One of the principal problems with the establishment of the euro was that the system lacked a redistributive mechanism whereby the richer parts of the zone would transfer resources to the poorer parts, thus equalising the economic disparities within the eurozone or, at least , preventing them from becoming worse. It was never entirely true, of course; the structural funds were intended - in a relatively modest way - to do just that. These funds, however, were too modest to make much of a contribution.
Well now the eurozone has found its redistributive mechanism, the bail-out. Ireland and Portugal have already benefited, but the policy has reached its apotheosis in a second bail-out to Greece.
But, I hear you say, this will be the last bail-out; Greece will adopt the proposed austerity package, its finances will recover and the EU will return to its normal self-satisfied routine.

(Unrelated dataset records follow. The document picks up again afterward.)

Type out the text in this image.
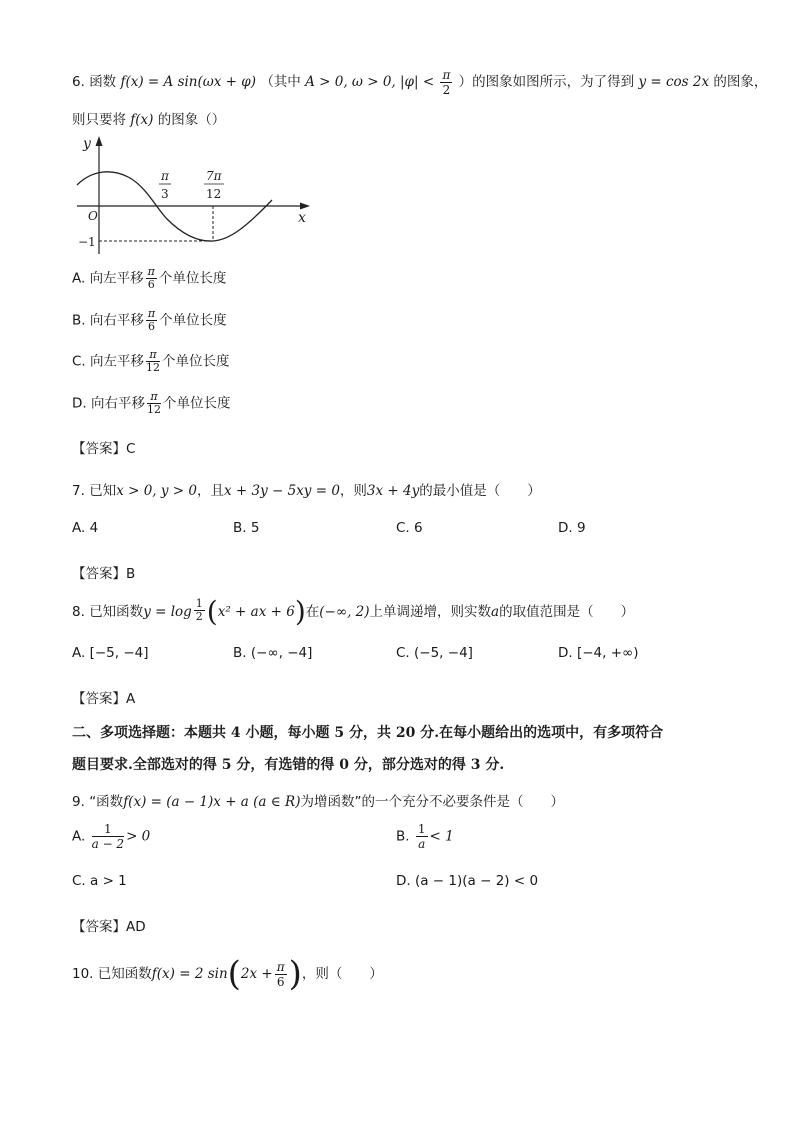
6. 函数 f(x) = A sin(ωx + φ) （其中 A > 0, ω > 0, $|\varphi| < \frac{\pi}{2}$ ）的图象如图所示，为了得到 y = cos 2x 的图象，
则只要将 f(x) 的图象（）
y
x
O
π
3
7π
12
−1
A. 向左平移 $\frac{\pi}{6}$ 个单位长度
B. 向右平移 $\frac{\pi}{6}$ 个单位长度
C. 向左平移 $\frac{\pi}{12}$ 个单位长度
D. 向右平移 $\frac{\pi}{12}$ 个单位长度
【答案】C
7. 已知x > 0, y > 0，且x + 3y − 5xy = 0，则3x + 4y的最小值是（　　）
A. 4	B. 5	C. 6	D. 9
【答案】B
8. 已知函数$y = \log \frac{1}{2} (x^2$ + ax + 6)在(−∞, 2)上单调递增，则实数a的取值范围是（　　）
A. [−5, −4]	B. (−∞, −4]	C. (−5, −4]	D. [−4, +∞)
【答案】A
二、多项选择题：本题共 4 小题，每小题 5 分，共 20 分.在每小题给出的选项中，有多项符合
题目要求.全部选对的得 5 分，有选错的得 0 分，部分选对的得 3 分.
9. “函数f(x) = (a − 1)x + a (a ∈ R)为增函数”的一个充分不必要条件是（　　）
A. $\frac{1}{a - 2} > 0$	B. $\frac{1}{a} < 1$
C. a > 1	D. (a − 1)(a − 2) < 0
【答案】AD
10. 已知函数f(x) = 2 $\sin(2x + \frac{\pi}{6}$ )，则（　　）
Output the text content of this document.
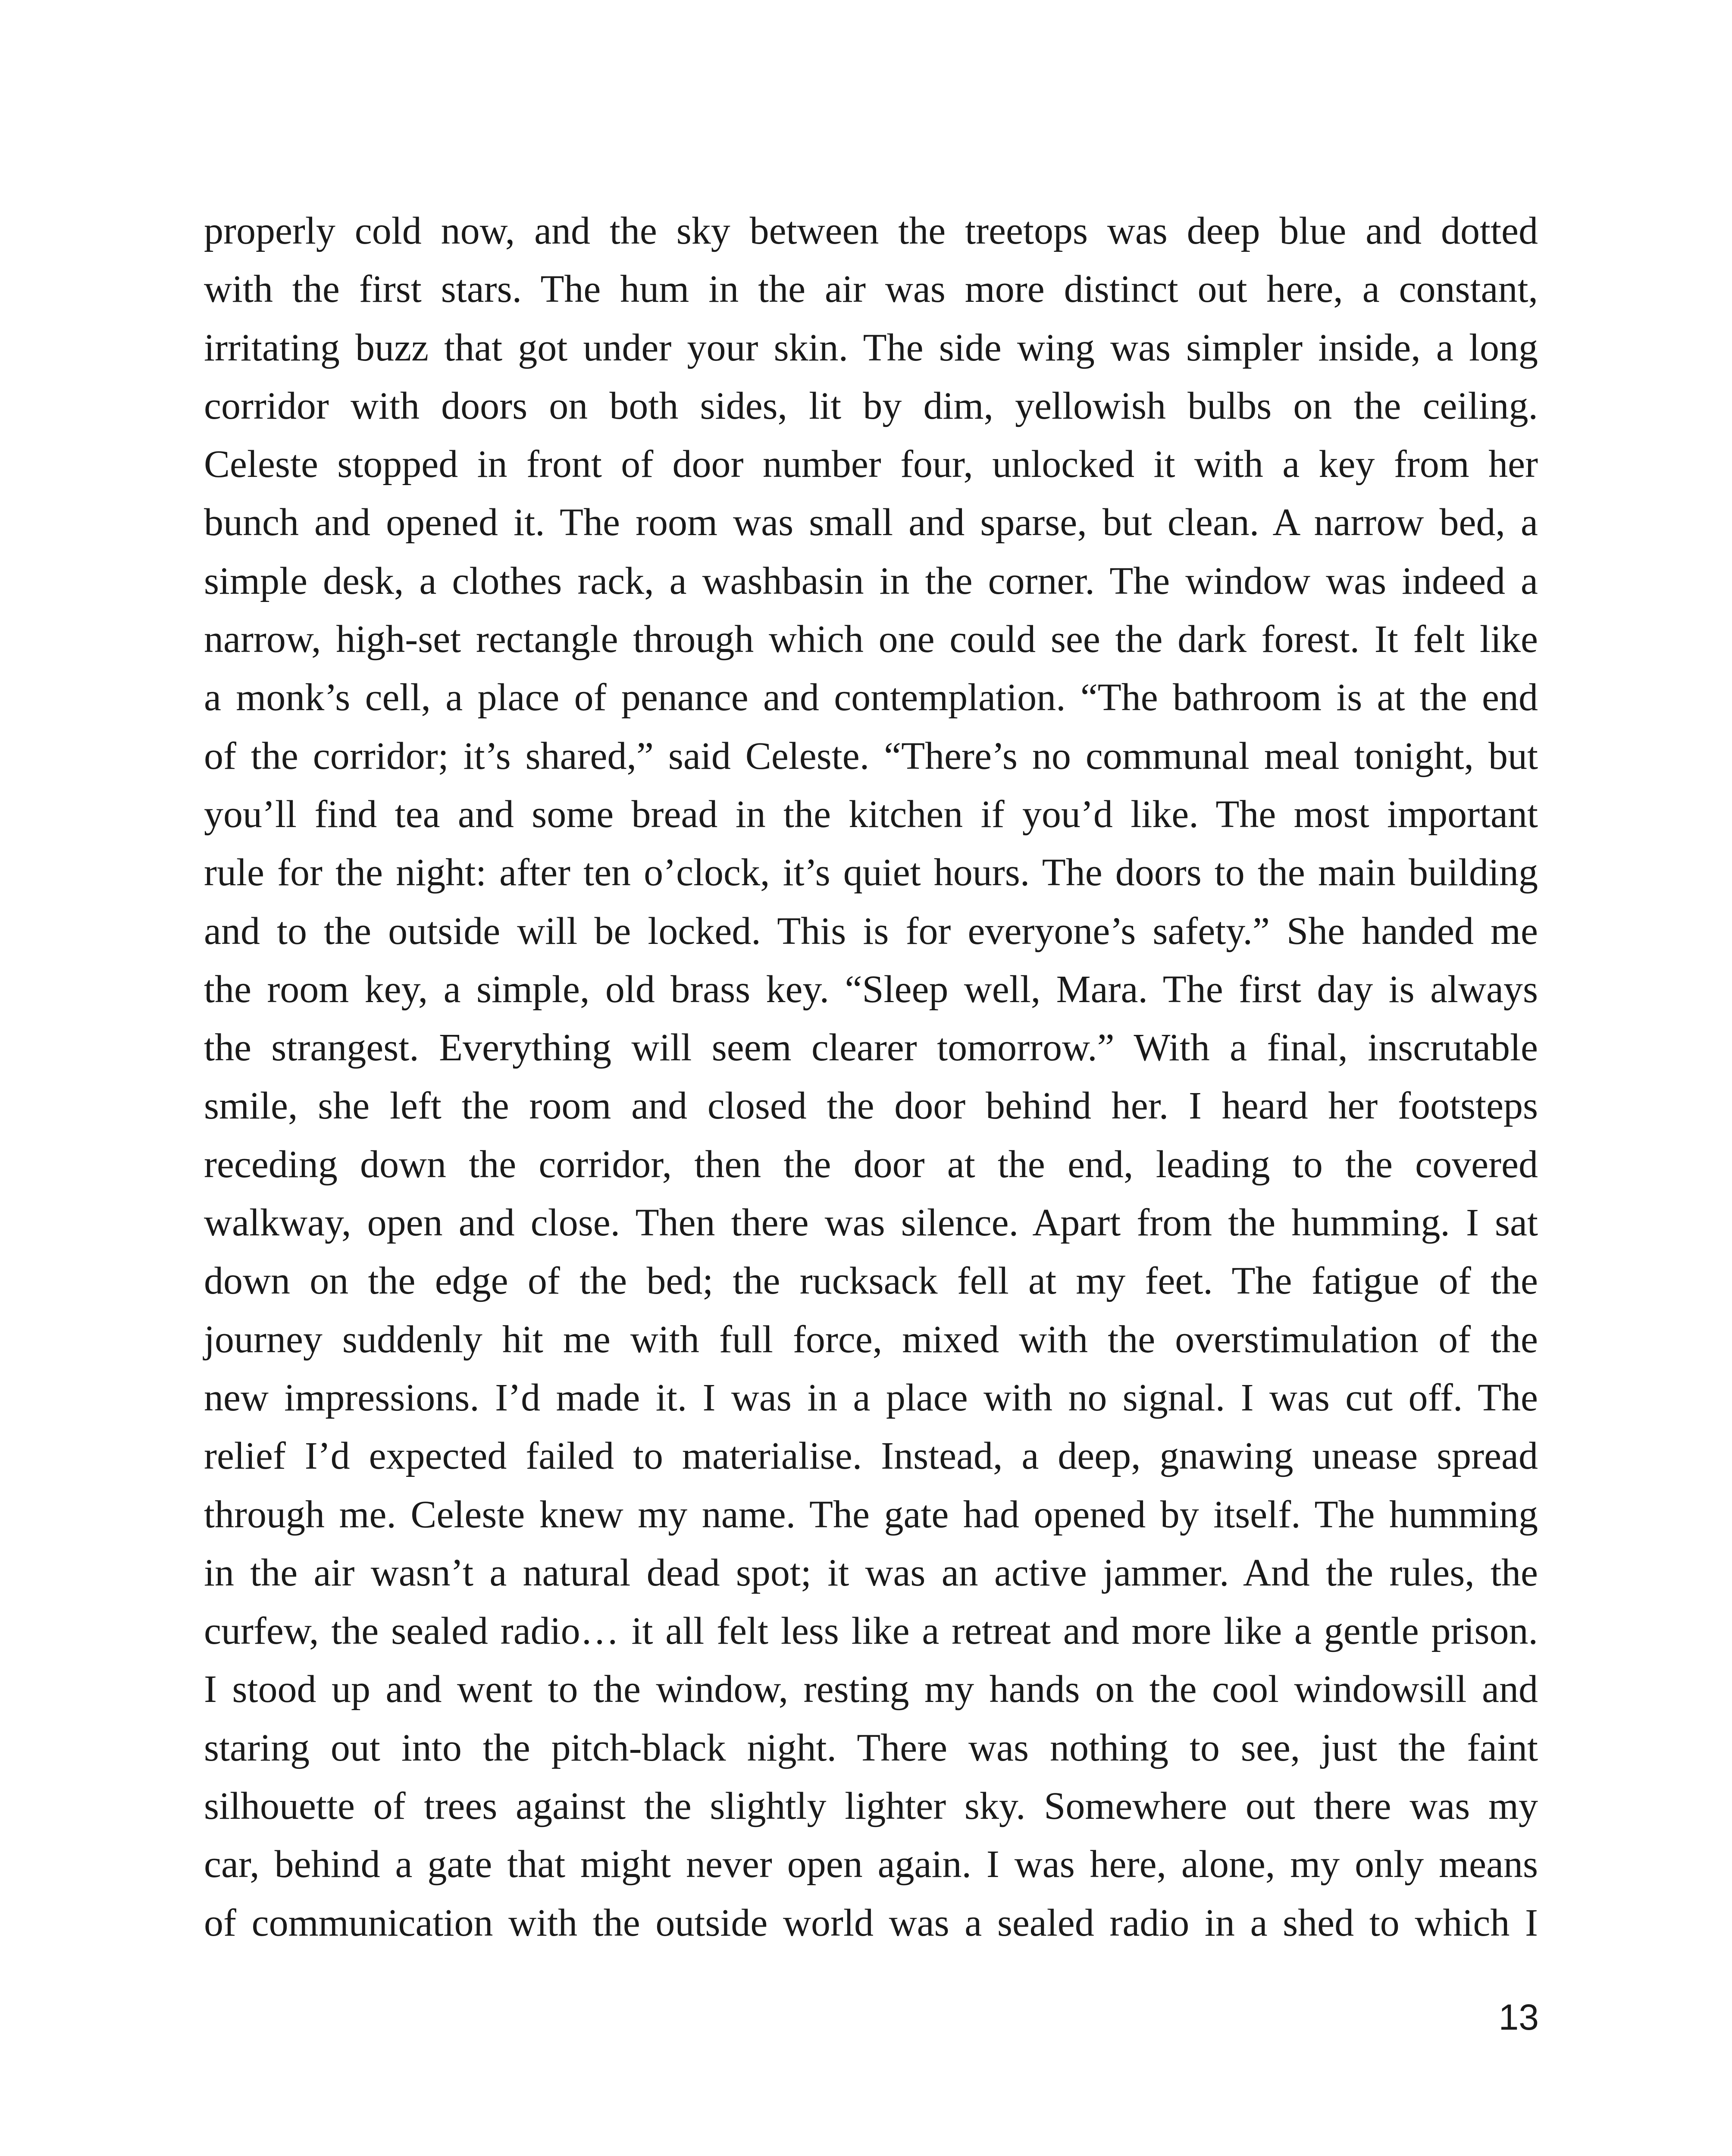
properly cold now, and the sky between the treetops was deep blue and dotted
with the first stars. The hum in the air was more distinct out here, a constant,
irritating buzz that got under your skin. The side wing was simpler inside, a long
corridor with doors on both sides, lit by dim, yellowish bulbs on the ceiling.
Celeste stopped in front of door number four, unlocked it with a key from her
bunch and opened it. The room was small and sparse, but clean. A narrow bed, a
simple desk, a clothes rack, a washbasin in the corner. The window was indeed a
narrow, high-set rectangle through which one could see the dark forest. It felt like
a monk’s cell, a place of penance and contemplation. “The bathroom is at the end
of the corridor; it’s shared,” said Celeste. “There’s no communal meal tonight, but
you’ll find tea and some bread in the kitchen if you’d like. The most important
rule for the night: after ten o’clock, it’s quiet hours. The doors to the main building
and to the outside will be locked. This is for everyone’s safety.” She handed me
the room key, a simple, old brass key. “Sleep well, Mara. The first day is always
the strangest. Everything will seem clearer tomorrow.” With a final, inscrutable
smile, she left the room and closed the door behind her. I heard her footsteps
receding down the corridor, then the door at the end, leading to the covered
walkway, open and close. Then there was silence. Apart from the humming. I sat
down on the edge of the bed; the rucksack fell at my feet. The fatigue of the
journey suddenly hit me with full force, mixed with the overstimulation of the
new impressions. I’d made it. I was in a place with no signal. I was cut off. The
relief I’d expected failed to materialise. Instead, a deep, gnawing unease spread
through me. Celeste knew my name. The gate had opened by itself. The humming
in the air wasn’t a natural dead spot; it was an active jammer. And the rules, the
curfew, the sealed radio… it all felt less like a retreat and more like a gentle prison.
I stood up and went to the window, resting my hands on the cool windowsill and
staring out into the pitch-black night. There was nothing to see, just the faint
silhouette of trees against the slightly lighter sky. Somewhere out there was my
car, behind a gate that might never open again. I was here, alone, my only means
of communication with the outside world was a sealed radio in a shed to which I
13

Forget it, not a snowball’s chance in hell. Even if the austerity package is adopted and implemented in full (which seems unlikely), there is no possibility that the Greeks can cope with its debts. So next year, the Greeks will be back at the door of Brussels begging for another handout. And, even with the largesse of their own bailouts, the notion that Ireland and Portugal (or Spain and Italy) can develop their economies to match that of Germany is fanciful in the extreme.
So from time to time - annually in the case of Greece, probably less frequently in the case of the others - the northern nations will have to put their hands in their pockets and sling great gobbets of cash towards the PIGS.
The interesting question is how long will it take for the patient taxpayers of Germany, the Netherlands, Austria, Finland to realise that they have been suckered into a massive ongoing subsidy to what some of them might regard as their financially irresponsible counterparts in the South.
It wasn’t supposed to be like this; or maybe it was?